It is January 2011 and many of us are starting our annual cycle of frustration, guilt, and unfulfilled wants in the form of New Year’s Resolutions. If you read my New Year Resolutions post from last year, you know I am not a big fan of New Year Resolutions in their present form. I offered up some ideas for changing New Year resolutions into something you can really use and feel proud of because they are obtainable ideas.
This year, I suggest another option for New Year Resolutions. Making amends, and letting those around you know how and what you really feel is my thought for this year. While it may sound a little silly, or perhaps something that sounds a little uncomfortable, yet is a healthy thing to do. Coming clean so to speak with those around you is liberating, for you and for those whom you love and care about.
One of the big misses for me when I was a child came in the form of endearments. While there was never any doubt how my Parents felt about me, it was rarely spoken. Rather how my folks felt about me was sent to the realm of being a given. When I grew into adulthood, I found it hard to express to those close to me, how I felt about them, and how fortunate I was to have them in my life.
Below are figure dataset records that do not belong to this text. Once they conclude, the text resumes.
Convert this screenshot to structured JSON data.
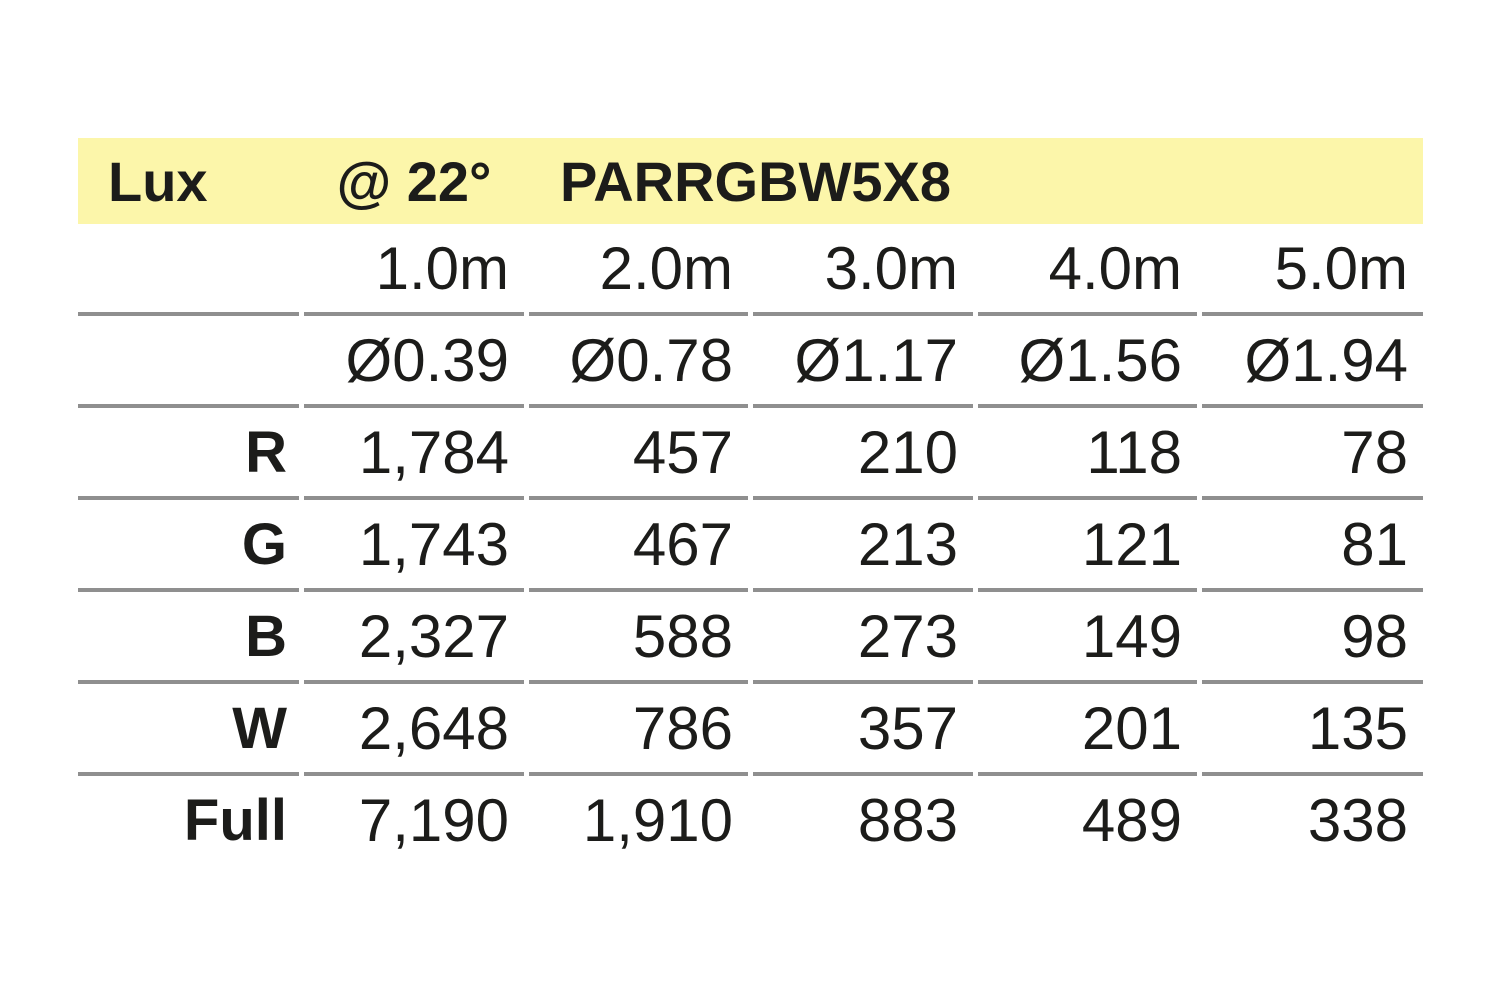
{
  "header": {
    "unit_label": "Lux",
    "beam_angle": "@ 22°",
    "model": "PARRGBW5X8"
  },
  "columns": {
    "distances": [
      "1.0m",
      "2.0m",
      "3.0m",
      "4.0m",
      "5.0m"
    ],
    "beam_diameters": [
      "Ø0.39",
      "Ø0.78",
      "Ø1.17",
      "Ø1.56",
      "Ø1.94"
    ]
  },
  "chart_data": {
    "type": "table",
    "title": "Lux @ 22° PARRGBW5X8",
    "categories": [
      "1.0m",
      "2.0m",
      "3.0m",
      "4.0m",
      "5.0m"
    ],
    "series": [
      {
        "name": "R",
        "values": [
          "1,784",
          "457",
          "210",
          "118",
          "78"
        ]
      },
      {
        "name": "G",
        "values": [
          "1,743",
          "467",
          "213",
          "121",
          "81"
        ]
      },
      {
        "name": "B",
        "values": [
          "2,327",
          "588",
          "273",
          "149",
          "98"
        ]
      },
      {
        "name": "W",
        "values": [
          "2,648",
          "786",
          "357",
          "201",
          "135"
        ]
      },
      {
        "name": "Full",
        "values": [
          "7,190",
          "1,910",
          "883",
          "489",
          "338"
        ]
      }
    ]
  },
  "colors": {
    "header_bg": "#FCF6AA",
    "rule": "#8F8F8F",
    "text": "#1C1C1A"
  }
}
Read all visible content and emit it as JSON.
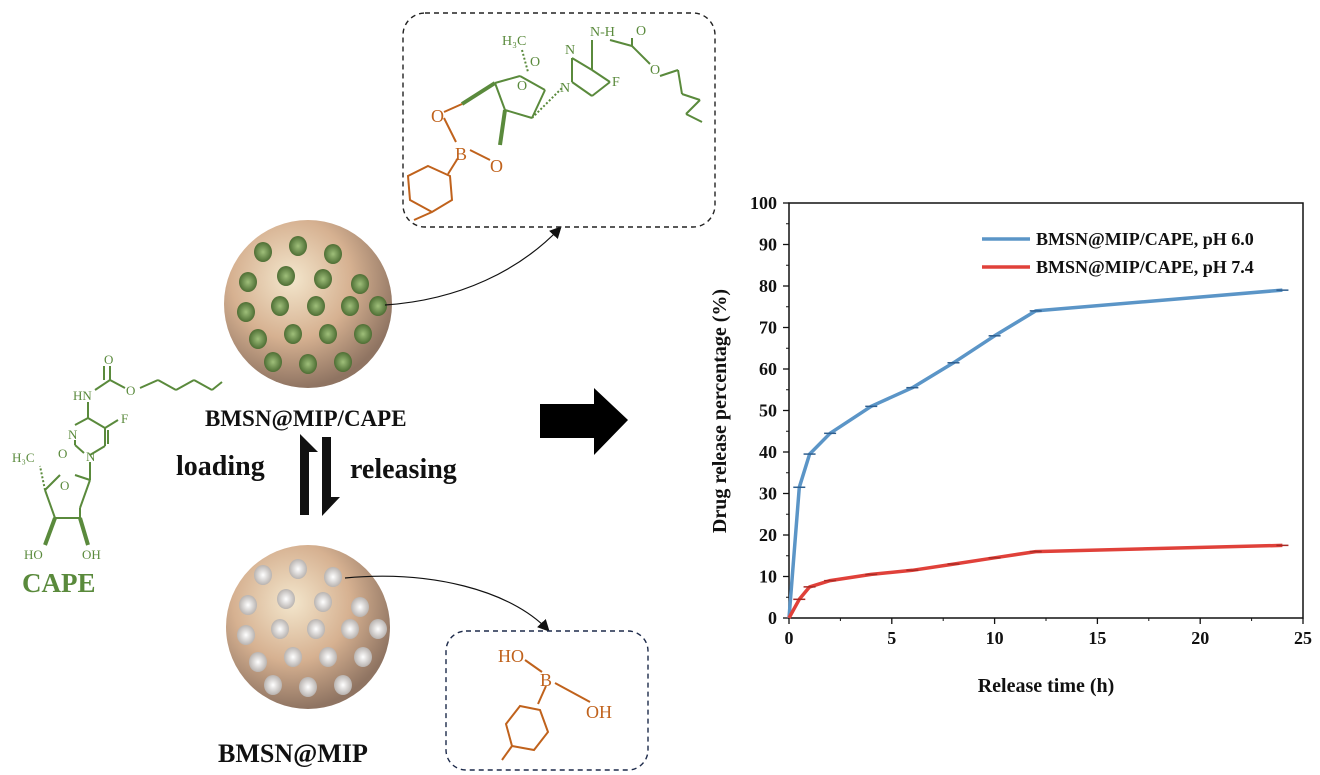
{
  "schematic": {
    "cape_label": "CAPE",
    "loaded_label": "BMSN@MIP/CAPE",
    "empty_label": "BMSN@MIP",
    "loading_label": "loading",
    "releasing_label": "releasing",
    "cape_atoms": {
      "o_top": "O",
      "hn": "HN",
      "o_ester": "O",
      "n1": "N",
      "o2": "O",
      "f": "F",
      "n3": "N",
      "h3c": "H₃C",
      "o_ring": "O",
      "ho": "HO",
      "oh": "OH"
    },
    "loaded_inset_atoms": {
      "h3c": "H₃C",
      "n": "N",
      "o_carbonyl": "O",
      "hn": "N-H",
      "o_top": "O",
      "o_ester": "O",
      "f": "F",
      "n1": "N",
      "o_ring": "O",
      "o_b1": "O",
      "b": "B",
      "o_b2": "O"
    },
    "empty_inset_atoms": {
      "ho": "HO",
      "b": "B",
      "oh": "OH"
    }
  },
  "colors": {
    "green": "#5a8a3c",
    "orange": "#c0621c",
    "blue_series": "#5b95c7",
    "red_series": "#e0413a"
  },
  "chart_data": {
    "type": "line",
    "xlabel": "Release time (h)",
    "ylabel": "Drug release percentage (%)",
    "xlim": [
      0,
      25
    ],
    "ylim": [
      0,
      100
    ],
    "xticks": [
      0,
      5,
      10,
      15,
      20,
      25
    ],
    "yticks": [
      0,
      10,
      20,
      30,
      40,
      50,
      60,
      70,
      80,
      90,
      100
    ],
    "grid": false,
    "legend_position": "top-right",
    "series": [
      {
        "name": "BMSN@MIP/CAPE, pH 6.0",
        "color": "#5b95c7",
        "x": [
          0,
          0.5,
          1,
          2,
          4,
          6,
          8,
          10,
          12,
          24
        ],
        "y": [
          0,
          31.5,
          39.5,
          44.5,
          51,
          55.5,
          61.5,
          68,
          74,
          79
        ]
      },
      {
        "name": "BMSN@MIP/CAPE, pH 7.4",
        "color": "#e0413a",
        "x": [
          0,
          0.5,
          1,
          2,
          4,
          6,
          8,
          10,
          12,
          24
        ],
        "y": [
          0,
          4.5,
          7.5,
          9,
          10.5,
          11.5,
          13,
          14.5,
          16,
          17.5
        ]
      }
    ]
  }
}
Take a few moments and think about your life and how you interact with those around you. Maybe we have something in common when it comes to being open and grateful of those around us? Actions may speak louder than words on occasion, but heartfelt words can also quiet the restless beast. Maybe speaking a few words will bridge that slight distance we feel when we are alone and thinking of those around us.
It takes an especially strong person not to reflect us back to us, and be themselves instead of another form of us when we are together. People who can do this are rare, those people who always make us feel special even when we do not feel too special ourselves.
This year I propose that we let go of those artificial barriers we set in place separating us from all but those rare personalities. I have found the world does not end, the sky does not split, and the ground does not swallow me up when I say the unsaid that comes from the heart.
Instead I find that people in my life are empowered to be themselves without my personal barriers preventing them from being themselves. Life feels better when those walls are knocked down and you empower yourself to say what is in your heart and not let it remain locked up inside of you.
The poets of love have always written it feels better to share your heart with another rather than keep your feelings locked up. When it comes to matters of the heart, even if the other person does not feel the same way, you no longer have the burden of how you feel locked away in a dark corner. Family members and friends may know how you feel about them, but they will feel better if they not only know, but they hear how you feel about them.
What is in it for you is the feelings of distance and aloneness will slowly dissolve, and you may learn that most people, even strangers care about you and your well being more than you would have guessed. Change is hard. Making resolutions that fall by the wayside is harder. Try rewarding yourself this year with a resolution that makes you feel good about yourself and those around you, and see what happens!